Sharding: For partition keys expected to have high traffic, append a random suffix or shard identifier to create multiple partitions. For instance, instead of using AuthorID as the partition key, use AuthorID#shard_number, where shard_number could be a random number from 0 to 9. This technique, often called write sharding, distributes the load across multiple partitions. For example, if author A1 has many books, you could have A1#0, A1#1, etc., each holding a portion of the books.

Now, let’s talk about how we can query data after sharding:

Maintain a list of shards associated with the key: Know all possible shard identifiers for a given logical key.

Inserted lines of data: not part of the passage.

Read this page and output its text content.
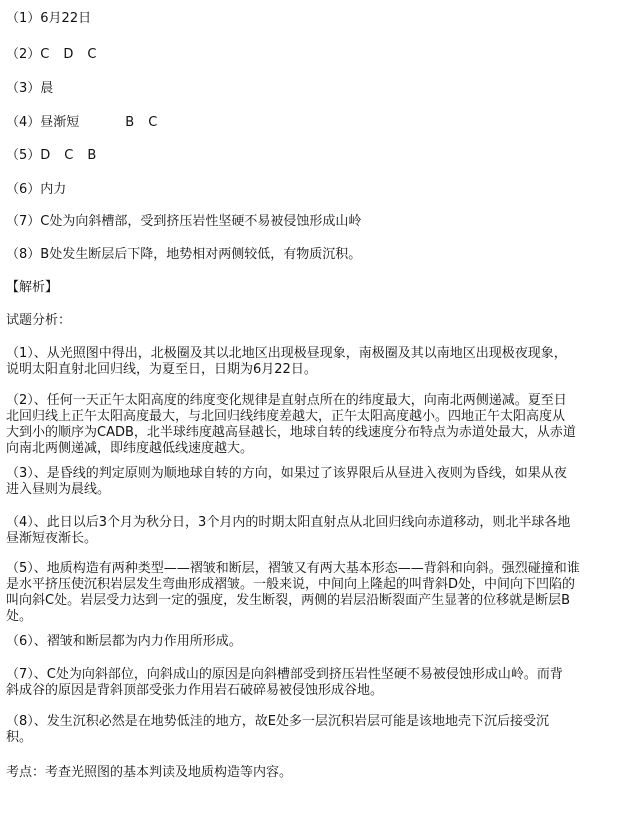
（1）6月22日
（2）C D C
（3）晨
（4）昼渐短	B C
（5）D C B
（6）内力
（7）C处为向斜槽部，受到挤压岩性坚硬不易被侵蚀形成山岭
（8）B处发生断层后下降，地势相对两侧较低，有物质沉积。
【解析】
试题分析：
（1）、从光照图中得出，北极圈及其以北地区出现极昼现象，南极圈及其以南地区出现极夜现象，
说明太阳直射北回归线，为夏至日，日期为6月22日。
（2）、任何一天正午太阳高度的纬度变化规律是直射点所在的纬度最大，向南北两侧递减。夏至日
北回归线上正午太阳高度最大，与北回归线纬度差越大，正午太阳高度越小。四地正午太阳高度从
大到小的顺序为CADB，北半球纬度越高昼越长，地球自转的线速度分布特点为赤道处最大，从赤道
向南北两侧递减，即纬度越低线速度越大。
（3）、是昏线的判定原则为顺地球自转的方向，如果过了该界限后从昼进入夜则为昏线，如果从夜
进入昼则为晨线。
（4）、此日以后3个月为秋分日，3个月内的时期太阳直射点从北回归线向赤道移动，则北半球各地
昼渐短夜渐长。
（5）、地质构造有两种类型——褶皱和断层，褶皱又有两大基本形态——背斜和向斜。强烈碰撞和谁
是水平挤压使沉积岩层发生弯曲形成褶皱。一般来说，中间向上隆起的叫背斜D处，中间向下凹陷的
叫向斜C处。岩层受力达到一定的强度，发生断裂，两侧的岩层沿断裂面产生显著的位移就是断层B
处。
（6）、褶皱和断层都为内力作用所形成。
（7）、C处为向斜部位，向斜成山的原因是向斜槽部受到挤压岩性坚硬不易被侵蚀形成山岭。而背
斜成谷的原因是背斜顶部受张力作用岩石破碎易被侵蚀形成谷地。
（8）、发生沉积必然是在地势低洼的地方，故E处多一层沉积岩层可能是该地地壳下沉后接受沉
积。
考点：考查光照图的基本判读及地质构造等内容。
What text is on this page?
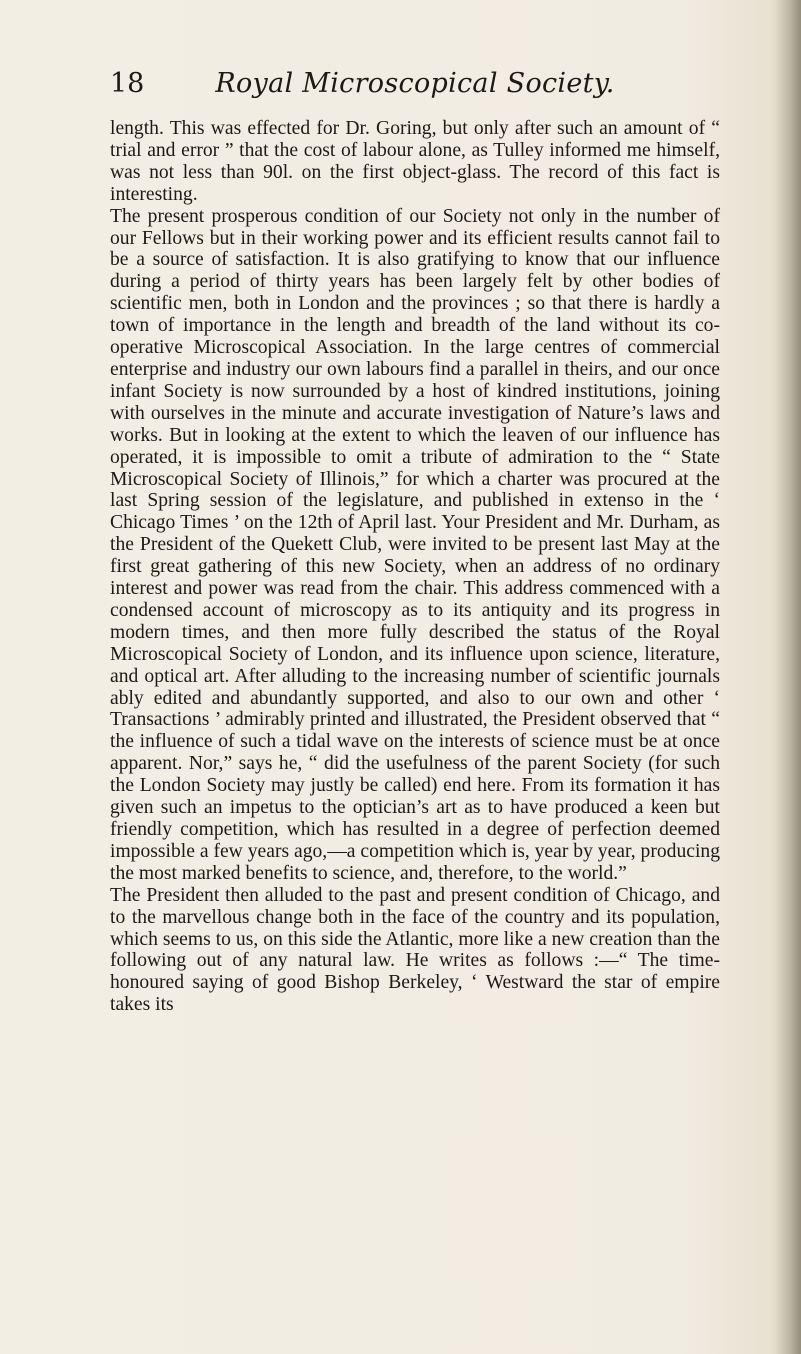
18	Royal Microscopical Society.

length. This was effected for Dr. Goring, but only after such an amount of “ trial and error ” that the cost of labour alone, as Tulley informed me himself, was not less than 90l. on the first object-glass. The record of this fact is interesting.

The present prosperous condition of our Society not only in the number of our Fellows but in their working power and its efficient results cannot fail to be a source of satisfaction. It is also gratifying to know that our influence during a period of thirty years has been largely felt by other bodies of scientific men, both in London and the provinces ; so that there is hardly a town of importance in the length and breadth of the land without its co-operative Microscopical Association. In the large centres of commercial enterprise and industry our own labours find a parallel in theirs, and our once infant Society is now surrounded by a host of kindred institutions, joining with ourselves in the minute and accurate investigation of Nature’s laws and works. But in looking at the extent to which the leaven of our influence has operated, it is impossible to omit a tribute of admiration to the “ State Microscopical Society of Illinois,” for which a charter was procured at the last Spring session of the legislature, and published in extenso in the ‘ Chicago Times ’ on the 12th of April last. Your President and Mr. Durham, as the President of the Quekett Club, were invited to be present last May at the first great gathering of this new Society, when an address of no ordinary interest and power was read from the chair. This address commenced with a condensed account of microscopy as to its antiquity and its progress in modern times, and then more fully described the status of the Royal Microscopical Society of London, and its influence upon science, literature, and optical art. After alluding to the increasing number of scientific journals ably edited and abundantly supported, and also to our own and other ‘ Transactions ’ admirably printed and illustrated, the President observed that “ the influence of such a tidal wave on the interests of science must be at once apparent. Nor,” says he, “ did the usefulness of the parent Society (for such the London Society may justly be called) end here. From its formation it has given such an impetus to the optician’s art as to have produced a keen but friendly competition, which has resulted in a degree of perfection deemed impossible a few years ago,—a competition which is, year by year, producing the most marked benefits to science, and, therefore, to the world.”

The President then alluded to the past and present condition of Chicago, and to the marvellous change both in the face of the country and its population, which seems to us, on this side the Atlantic, more like a new creation than the following out of any natural law. He writes as follows :—“ The time-honoured saying of good Bishop Berkeley, ‘ Westward the star of empire takes its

We can even consider having another table with AuthorID as the partition key and ShardNumber as the sort key, containing the shard details.
Use Asynchronous Requests: Query multiple shards simultaneously.
Combine the Results: After all queries complete.

Let’s use the same example but this time with sharded partition keys:

Book table with AuthorID sharded

To query all books by author A1, you would:

Know the shards are A1#0 to A1#9 (assuming 10 shards).
Send parallel queries for each, e.g., Query with KeyConditionExpression: PK = ‘A1#0’ and similarly for A1#1 to A1#9.
Combine the results to get all books by A1.

Conclusion

Partition keys and sort keys are foundational to DynamoDB’s efficient data management, ensuring data is distributed and organized for optimal performance. Remember, if your data starts acting like a Voldemort, demanding all the attention, just shard it, because one partition wasn’t enough to handle all the drama.